At its peak about 2000 people a night stayed at the park, and he estimated it had employed between 50 and 100 staff over the years.

About 200 caravans parked permanently on the site.

"People used to come up for weekends, Christmas holidays and long weekends," Mr Searle said.

Mr Wallis said times began to change about 10 years ago, when they noticed an increase in the number of freedom campers. Competing with "free" was very hard for camping grounds.

Mr Searle said freedom campers also caused problems sneaking into the park to use the showers and toilets.

People offering accommodation also had an impact on the park, he said.

The owners had hoped to sell the site as a going concern, including making an offer to the Central Otago District Council, but most of the offers they received were from developers.

Reluctantly, they decided to move with the prevailing winds, and began developing the site themselves, as a subdivision, in 2019.

Mr Wallis said although some might assume the owners would take the money and run by subdividing, they would have much rather seen it remain as a holiday park.

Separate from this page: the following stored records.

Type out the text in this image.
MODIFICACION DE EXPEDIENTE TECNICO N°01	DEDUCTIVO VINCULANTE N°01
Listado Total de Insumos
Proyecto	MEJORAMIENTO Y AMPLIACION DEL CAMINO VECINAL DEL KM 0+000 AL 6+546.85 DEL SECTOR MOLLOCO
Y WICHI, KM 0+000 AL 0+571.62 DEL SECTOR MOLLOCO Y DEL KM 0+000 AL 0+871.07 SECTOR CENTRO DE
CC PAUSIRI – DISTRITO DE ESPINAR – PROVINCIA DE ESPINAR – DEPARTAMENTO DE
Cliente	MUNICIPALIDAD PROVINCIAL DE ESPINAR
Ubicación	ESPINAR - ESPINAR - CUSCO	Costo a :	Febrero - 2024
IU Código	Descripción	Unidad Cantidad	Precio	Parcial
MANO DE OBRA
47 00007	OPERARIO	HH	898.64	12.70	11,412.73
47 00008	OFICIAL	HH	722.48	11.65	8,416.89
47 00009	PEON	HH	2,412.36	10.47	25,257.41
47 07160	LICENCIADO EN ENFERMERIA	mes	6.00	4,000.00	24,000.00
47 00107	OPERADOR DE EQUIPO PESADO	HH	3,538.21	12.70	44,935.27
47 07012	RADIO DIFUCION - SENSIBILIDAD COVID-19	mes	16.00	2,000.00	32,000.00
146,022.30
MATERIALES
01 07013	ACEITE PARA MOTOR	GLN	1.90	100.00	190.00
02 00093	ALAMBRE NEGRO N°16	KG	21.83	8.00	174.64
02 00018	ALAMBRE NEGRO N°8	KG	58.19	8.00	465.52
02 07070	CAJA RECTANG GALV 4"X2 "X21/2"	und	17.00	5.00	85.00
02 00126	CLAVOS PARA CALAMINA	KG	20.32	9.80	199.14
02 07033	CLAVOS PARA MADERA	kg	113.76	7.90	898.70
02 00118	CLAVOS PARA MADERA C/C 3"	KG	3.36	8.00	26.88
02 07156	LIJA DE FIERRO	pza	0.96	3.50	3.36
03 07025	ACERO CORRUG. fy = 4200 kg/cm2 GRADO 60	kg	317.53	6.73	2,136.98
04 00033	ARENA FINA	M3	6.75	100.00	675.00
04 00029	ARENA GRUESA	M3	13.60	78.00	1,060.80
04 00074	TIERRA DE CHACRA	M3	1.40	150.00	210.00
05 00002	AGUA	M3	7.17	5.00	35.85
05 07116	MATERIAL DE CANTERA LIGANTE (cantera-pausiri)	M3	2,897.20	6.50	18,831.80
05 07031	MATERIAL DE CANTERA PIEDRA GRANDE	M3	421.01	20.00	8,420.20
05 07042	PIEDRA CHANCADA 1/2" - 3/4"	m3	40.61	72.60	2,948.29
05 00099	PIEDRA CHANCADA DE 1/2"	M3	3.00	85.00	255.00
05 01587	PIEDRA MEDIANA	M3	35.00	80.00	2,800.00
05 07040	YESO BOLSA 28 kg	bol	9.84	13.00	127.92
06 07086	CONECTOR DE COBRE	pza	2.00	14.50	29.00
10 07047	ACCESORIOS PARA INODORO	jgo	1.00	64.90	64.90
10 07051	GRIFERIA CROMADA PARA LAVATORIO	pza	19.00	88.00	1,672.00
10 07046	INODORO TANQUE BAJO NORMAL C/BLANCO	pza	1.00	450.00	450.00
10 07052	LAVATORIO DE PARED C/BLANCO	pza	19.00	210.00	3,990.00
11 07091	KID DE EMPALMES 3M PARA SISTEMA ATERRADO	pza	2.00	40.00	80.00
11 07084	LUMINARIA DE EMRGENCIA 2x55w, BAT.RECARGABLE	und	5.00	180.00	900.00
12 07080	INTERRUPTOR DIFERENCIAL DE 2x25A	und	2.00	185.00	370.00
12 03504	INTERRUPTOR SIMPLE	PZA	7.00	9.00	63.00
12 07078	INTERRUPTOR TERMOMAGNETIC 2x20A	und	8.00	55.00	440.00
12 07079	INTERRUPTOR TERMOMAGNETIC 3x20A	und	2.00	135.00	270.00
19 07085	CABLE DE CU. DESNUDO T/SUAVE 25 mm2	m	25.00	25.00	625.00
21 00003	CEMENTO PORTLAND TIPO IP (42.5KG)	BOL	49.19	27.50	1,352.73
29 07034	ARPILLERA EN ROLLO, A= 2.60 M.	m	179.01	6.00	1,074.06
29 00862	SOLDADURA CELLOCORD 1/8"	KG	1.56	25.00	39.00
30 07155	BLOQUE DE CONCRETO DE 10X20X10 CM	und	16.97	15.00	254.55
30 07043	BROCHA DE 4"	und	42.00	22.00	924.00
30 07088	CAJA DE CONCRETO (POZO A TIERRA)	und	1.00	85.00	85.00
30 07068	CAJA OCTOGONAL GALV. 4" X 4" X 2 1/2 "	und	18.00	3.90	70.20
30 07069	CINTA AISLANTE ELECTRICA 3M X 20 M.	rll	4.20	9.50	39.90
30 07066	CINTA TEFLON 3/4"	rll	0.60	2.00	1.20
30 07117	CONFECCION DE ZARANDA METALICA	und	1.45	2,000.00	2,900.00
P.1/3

From about 12ha the park was now reduced to about 2ha, and this final stage would begin to be developed when they closed the doors.

When the last stage was finished there would be about 173 homes on the 12ha site.

It will be a bittersweet moment for Mr Wallis when they finally close the doors.

A lot of "sweat and tears" had gone into the park and their own children had grown up on the site.

Mr Wallis wanted to thank the many campers and businesses that had supported the park over the years.

Mr Searle said the owners and their remaining eight staff would "have a bit of a drink" when it closed.

"Some are retiring and some are moving on."